The first rule runs button-lua on the file BUILD.lua to generate the build description .BUILD.lua.json. The second rule then runs Button with the generated build description file.

Lets run a build:

$ button build
 > button-lua BUILD.lua -o .BUILD.lua.json
 > button build --color=always -f .BUILD.lua.json

As expected, it ran the two rules in button.json, but the second rule didn’t really do anything. The generated .BUILD.lua.json has no rules in it because BUILD.lua isn’t creating them yet.

BUILD.lua currently only has a comment in it:

--[[
    This is the top-level build description. This is where you either create
    build rules or delegate to other Lua scripts to create build rules.

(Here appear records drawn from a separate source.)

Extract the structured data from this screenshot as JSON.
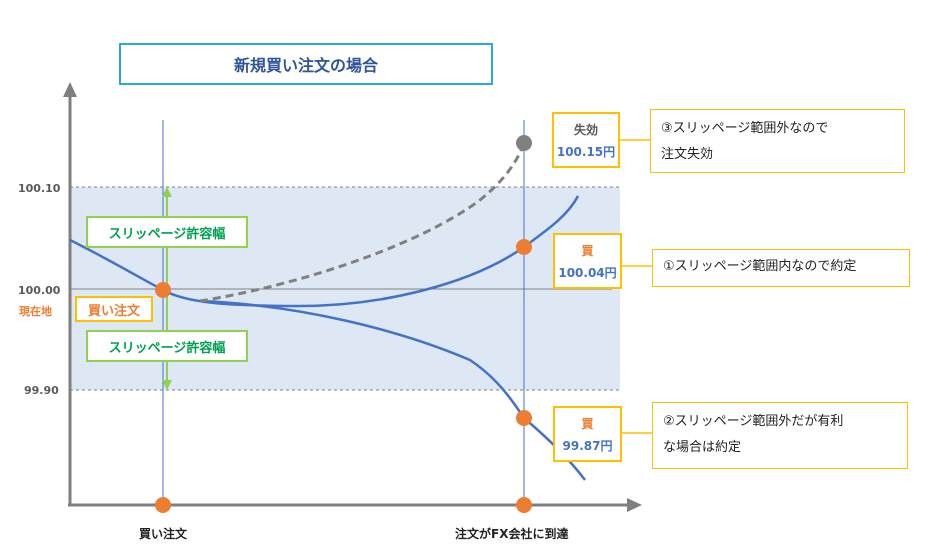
{
  "title": "新規買い注文の場合",
  "y_axis": {
    "ticks": [
      "100.10",
      "100.00",
      "99.90"
    ],
    "current_label": "現在地"
  },
  "x_axis": {
    "order_label": "買い注文",
    "arrival_label": "注文がFX会社に到達"
  },
  "band": {
    "upper_label": "スリッページ許容幅",
    "lower_label": "スリッページ許容幅"
  },
  "order_marker_label": "買い注文",
  "outcomes": [
    {
      "status": "失効",
      "price": "100.15円",
      "note_lines": [
        "③スリッページ範囲外なので",
        "注文失効"
      ]
    },
    {
      "status": "買",
      "price": "100.04円",
      "note_lines": [
        "①スリッページ範囲内なので約定"
      ]
    },
    {
      "status": "買",
      "price": "99.87円",
      "note_lines": [
        "②スリッページ範囲外だが有利",
        "な場合は約定"
      ]
    }
  ],
  "colors": {
    "band_fill": "#dee8f4",
    "price_line": "#4472c4",
    "expired_line": "#808080",
    "marker": "#ed7d31",
    "green": "#92d050",
    "note_border": "#ffc000"
  }
}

    See the documentation for more information on how to get started.
]]

To generate our rules using Lua, we can add this to the end of BUILD.lua:

rule {
    inputs  = {"foo.c", "foo.h"},
    task    = {{"gcc", "-c", "foo.c", "-o", "foo.o"}},
    outputs = {"foo.o"},
}

rule {
    inputs  = {"bar.c", "foo.h"},
    task    = {{"gcc", "-c", "bar.c", "-o", "bar.o"}},
    outputs = {"bar.o"},
}

rule {
    inputs  = {"foo.o", "bar.o"},
    task    = {{"gcc", "foo.o", "bar.o", "-o", "foobar"}},
    outputs = {"foobar"},
}

rule is a function that takes a table as an argument. Since we’re working with a full-fledged programming language, we can add more abstractions so it isn’t so verbose. Indeed, there are modules to do exactly that:

local cc = require "rules.cc"

cc.binary {
    name = "foobar",
    srcs = glob "*.c",
}

"rules.cc" is a module that lets you generate rules for C and C++ builds. Here, calling cc.binary generates the compilation and linker rules for us. This is the JSON file it generates:

[
    {
        "inputs": ["bar.c"],
        "task": [["gcc", "-c", "bar.c", "-o", "bar.c.o"]],
        "outputs": ["bar.c.o"],
        "display": "cc bar.c"
    },
    {
        "inputs": ["foo.c"],
        "task": [["gcc", "-c", "foo.c", "-o", "foo.c.o"]],
        "outputs": ["foo.c.o"],
        "display": "cc foo.c"
    },
    {
        "inputs": ["bar.c.o", "foo.c.o"],
        "task": [["gcc", "-o", "./foobar", "bar.c.o", "foo.c.o"]],
        "outputs": ["./foobar"],
        "display": "ld foobar"
    }
]

You may notice that there is a new "display" field. This just gives a human-readable name to the task. The display name is printed in the output instead of the command line of the task. It is not uncommon for command lines to get very long and thus very unreadable. Linker commands that are linking in many object files are usually the biggest offenders.

Your BUILD.lua should now look like this:

--[[
    This is the top-level build description. This is where you either create
    build rules or delegate to other Lua scripts to create build rules.

    See the documentation for more information on how to get started.
]]

local cc = require "rules.cc"

cc.binary {
    name = "foobar",
    srcs = glob "*.c",
}

Now we can run a build:

$ button build
 > button build --color=always -f .BUILD.lua.json
 > cc bar.c
 > cc foo.c
 > ld foobar

Notice that the display names were shown instead of the full command lines.

BUILD.lua can be freely modified and Button will detect changes to it and rebuild as necessary. If we modify BUILD.lua without changing how the build description is generated, nothing will get rebuilt.